Dengan demikian kumpulan karangan ini menjadi penting bagi kalangan tersebut, sebab banyak di antara yang ingin maju mengalami hambatan bahasa. Dan Teeuw berusaha menjelaskan pelbagai pendekatan dan teori tersebut dalam bahasa Indonesia yang lancar dan cukup luwes, sekalipun di sana sini ia membiarkan kutipannya dalam bahasa asing. Dan itu membenarkan pernyataannya bahwa Karya sastra tidak lahir dalam kekosongan budaya” Dengan kerja keras dan jasanya serta beberapa karyanya itulah sastra Indonesia dikenal di kancah Internasional.  Untuk membuktikan ucapanya Prof. A.Teeuw (1994) dalam bukunya yang berjudul Indonesia, Antara Kelisanan dan Keberaksaraan mengungkapkan bahwa secara umum masyarakat Indonesia menganut tradisi lisan. Kalau ada dokumen tertulis, masyarakat Indonesia lebih memilih dokumen tersebut dibacakan daripada membaca dokumen tersebut. Jika kita lihat dari sisi sejarah, maka bukti-bukti yang ada semakin memaksa kita untuk sependapat dengan Prof. Teeuw.
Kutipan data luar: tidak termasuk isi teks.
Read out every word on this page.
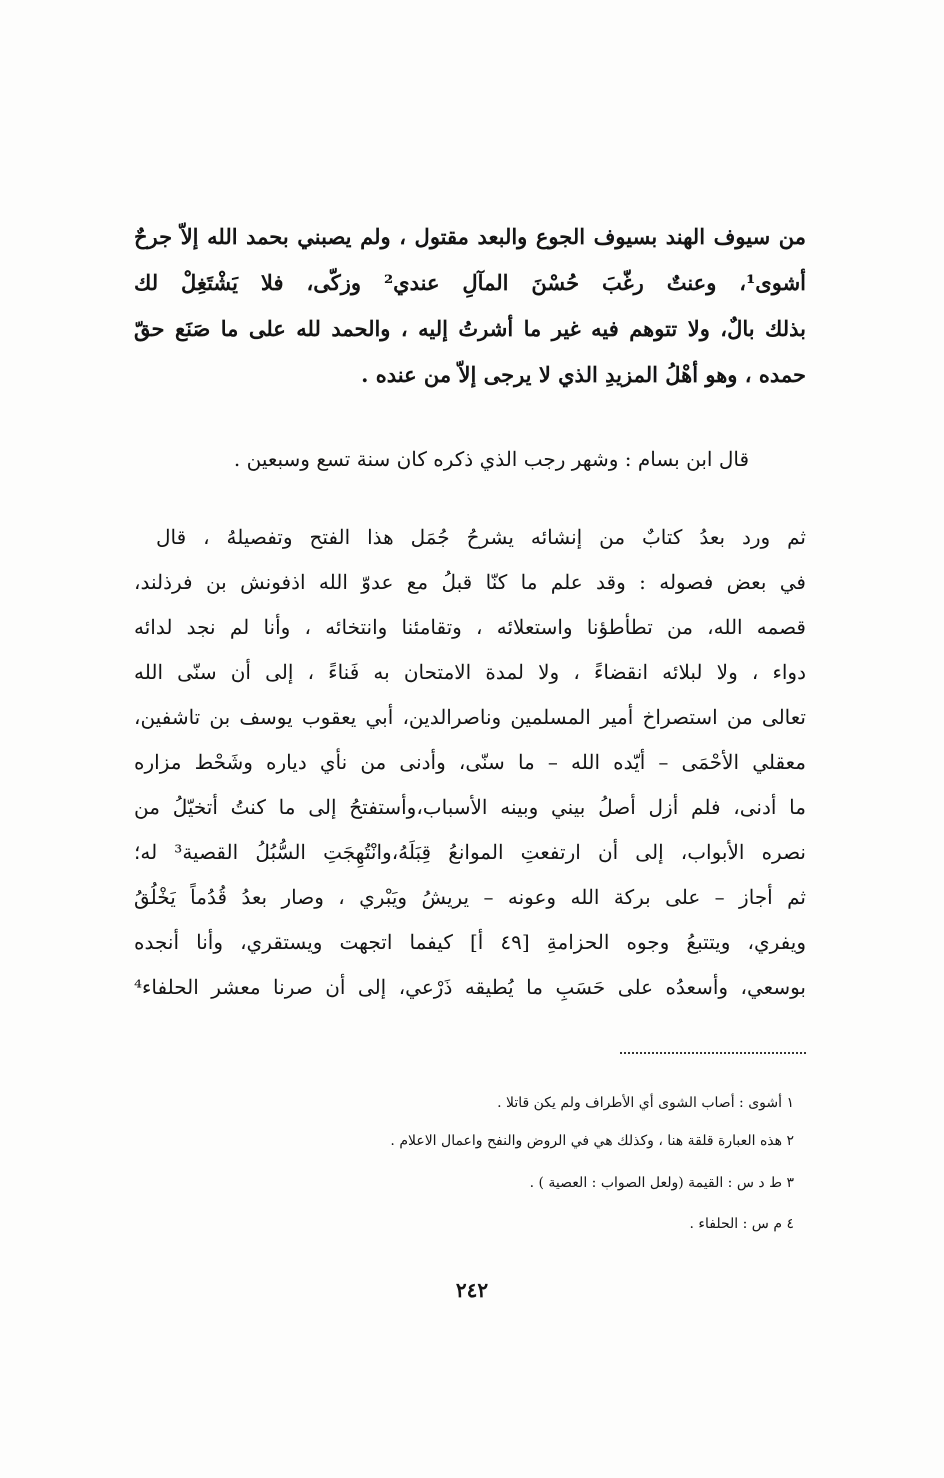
من سيوف الهند بسيوف الجوع والبعد مقتول ، ولم يصبني بحمد الله إلاّ جرحٌ
أشوى¹، وعنتٌ رغّبَ حُسْنَ المآلِ عندي² وزكّى، فلا يَشْتَغِلْ لك
بذلك بالٌ، ولا تتوهم فيه غير ما أشرتُ إليه ، والحمد لله على ما صَنَع حقّ
حمده ، وهو أهْلُ المزيدِ الذي لا يرجى إلاّ من عنده .
قال ابن بسام : وشهر رجب الذي ذكره كان سنة تسع وسبعين .
ثم ورد بعدُ كتابٌ من إنشائه يشرحُ جُمَل هذا الفتح وتفصيلهُ ، قال
في بعض فصوله : وقد علم ما كنّا قبلُ مع عدوّ الله اذفونش بن فرذلند،
قصمه الله، من تطأطؤنا واستعلائه ، وتقامئنا وانتخائه ، وأنا لم نجد لدائه
دواء ، ولا لبلائه انقضاءً ، ولا لمدة الامتحان به فَناءً ، إلى أن سنّى الله
تعالى من استصراخ أمير المسلمين وناصرالدين، أبي يعقوب يوسف بن تاشفين،
معقلي الأحْمَى – أيّده الله – ما سنّى، وأدنى من نأي دياره وشَحْط مزاره
ما أدنى، فلم أزل أصلُ بيني وبينه الأسباب،وأستفتحُ إلى ما كنتُ أتخيّلُ من
نصره الأبواب، إلى أن ارتفعتِ الموانعُ قِبَلَهُ،وانْتُهِجَتِ السُّبُلُ القصية³ له؛
ثم أجاز – على بركة الله وعونه – يريشُ ويَبْري ، وصار بعدُ قُدُماً يَخْلُقُ
ويفري، ويتتبعُ وجوه الحزامةِ [٤٩ أ] كيفما اتجهت ويستقري، وأنا أنجده
بوسعي، وأسعدُه على حَسَبِ ما يُطيقه ذَرْعي، إلى أن صرنا معشر الحلفاء⁴
١ أشوى : أصاب الشوى أي الأطراف ولم يكن قاتلا .
٢ هذه العبارة قلقة هنا ، وكذلك هي في الروض والنفح واعمال الاعلام .
٣ ط د س : القيمة (ولعل الصواب : العصية ) .
٤ م س : الحلفاء .
٢٤٢
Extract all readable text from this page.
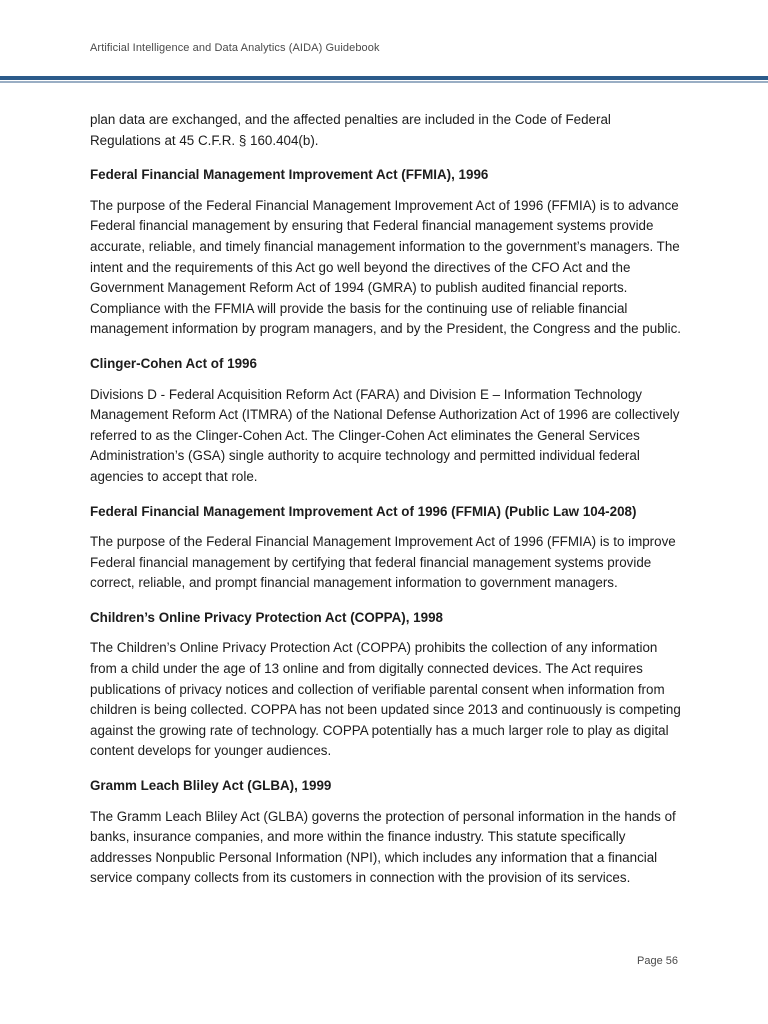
Artificial Intelligence and Data Analytics (AIDA) Guidebook

plan data are exchanged, and the affected penalties are included in the Code of Federal Regulations at 45 C.F.R. § 160.404(b).

Federal Financial Management Improvement Act (FFMIA), 1996

The purpose of the Federal Financial Management Improvement Act of 1996 (FFMIA) is to advance Federal financial management by ensuring that Federal financial management systems provide accurate, reliable, and timely financial management information to the government’s managers. The intent and the requirements of this Act go well beyond the directives of the CFO Act and the Government Management Reform Act of 1994 (GMRA) to publish audited financial reports. Compliance with the FFMIA will provide the basis for the continuing use of reliable financial management information by program managers, and by the President, the Congress and the public.

Clinger-Cohen Act of 1996

Divisions D - Federal Acquisition Reform Act (FARA) and Division E – Information Technology Management Reform Act (ITMRA) of the National Defense Authorization Act of 1996 are collectively referred to as the Clinger-Cohen Act. The Clinger-Cohen Act eliminates the General Services Administration’s (GSA) single authority to acquire technology and permitted individual federal agencies to accept that role.

Federal Financial Management Improvement Act of 1996 (FFMIA) (Public Law 104-208)

The purpose of the Federal Financial Management Improvement Act of 1996 (FFMIA) is to improve Federal financial management by certifying that federal financial management systems provide correct, reliable, and prompt financial management information to government managers.

Children’s Online Privacy Protection Act (COPPA), 1998

The Children’s Online Privacy Protection Act (COPPA) prohibits the collection of any information from a child under the age of 13 online and from digitally connected devices. The Act requires publications of privacy notices and collection of verifiable parental consent when information from children is being collected. COPPA has not been updated since 2013 and continuously is competing against the growing rate of technology. COPPA potentially has a much larger role to play as digital content develops for younger audiences.

Gramm Leach Bliley Act (GLBA), 1999

The Gramm Leach Bliley Act (GLBA) governs the protection of personal information in the hands of banks, insurance companies, and more within the finance industry. This statute specifically addresses Nonpublic Personal Information (NPI), which includes any information that a financial service company collects from its customers in connection with the provision of its services.

Page 56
Bukti-bukti sejarah dalam bentuk tertulis tidak banyak ditemui di tanah air kita ini. Ini sangat jauh berbeda jika dibandingkan dengan negara-negara Eropa dan Cina.
Sejarah di negara kita ini banyak dituturkan secara lisan melalui pencerita (story teller) yang semakin lama semakin kabur, apakah itu benar-benar terjadi atau hanya legenda belaka? Bahkan cerita mengenai tokoh-tokoh dalam sejarah pun banyak yang sudah terkontaminasi oleh cerita-cerita legenda yang membuat kita sulit untuk menarik garis pemisah.

Peta Kelisanan dan Keberaksaraan Indonesia Versi Teeuw

Pada awal adab ke-20 seorang cendekiawan Sunda, Memed Sastrahadiprawira menyatakan, “Bahasa adalah simbol yang paling jelas dan lengkap untuk membedakan satu bangsa dari bangsa lain. Kalau sifat dan rupa-rupa bahasa akan hilang, perbedaan ciri-ciri kebangsaan juga akan hilang”. Dan pikiran ini masih dianut oleh orang-orang Indonesia. Dan apakah anda masih ingat pendapat Teeuw, yang mengatakan bahasa Indonesia sendiri merupakan hasil dan sekaligus bukti yang paling menonjol tentang proses transformasi kebudayaan dari tradisi kemodernan. Dan dalam komunikasi modern, yaitu tertulis, pemakai bahasa ingin atau harus mempergunakan sarana yang dalam kebudayaan lisan sama sekali tidak ada, tetapi untuk pengajaran merupakan syarat mutlak, yaitu kamus. Walter Ong telah membuktikan bahwa kamus, seperti juga ensiklopedia, indeks, dan sarana-sarana pengajaran dan penelitian lain-lain semuanya merupakan gejala kebudayaan literate yang khas. (A. Teeuw, Indonesia Antara Kelisanan dan Keberaksaraan, Pustakan Jaya, 1994)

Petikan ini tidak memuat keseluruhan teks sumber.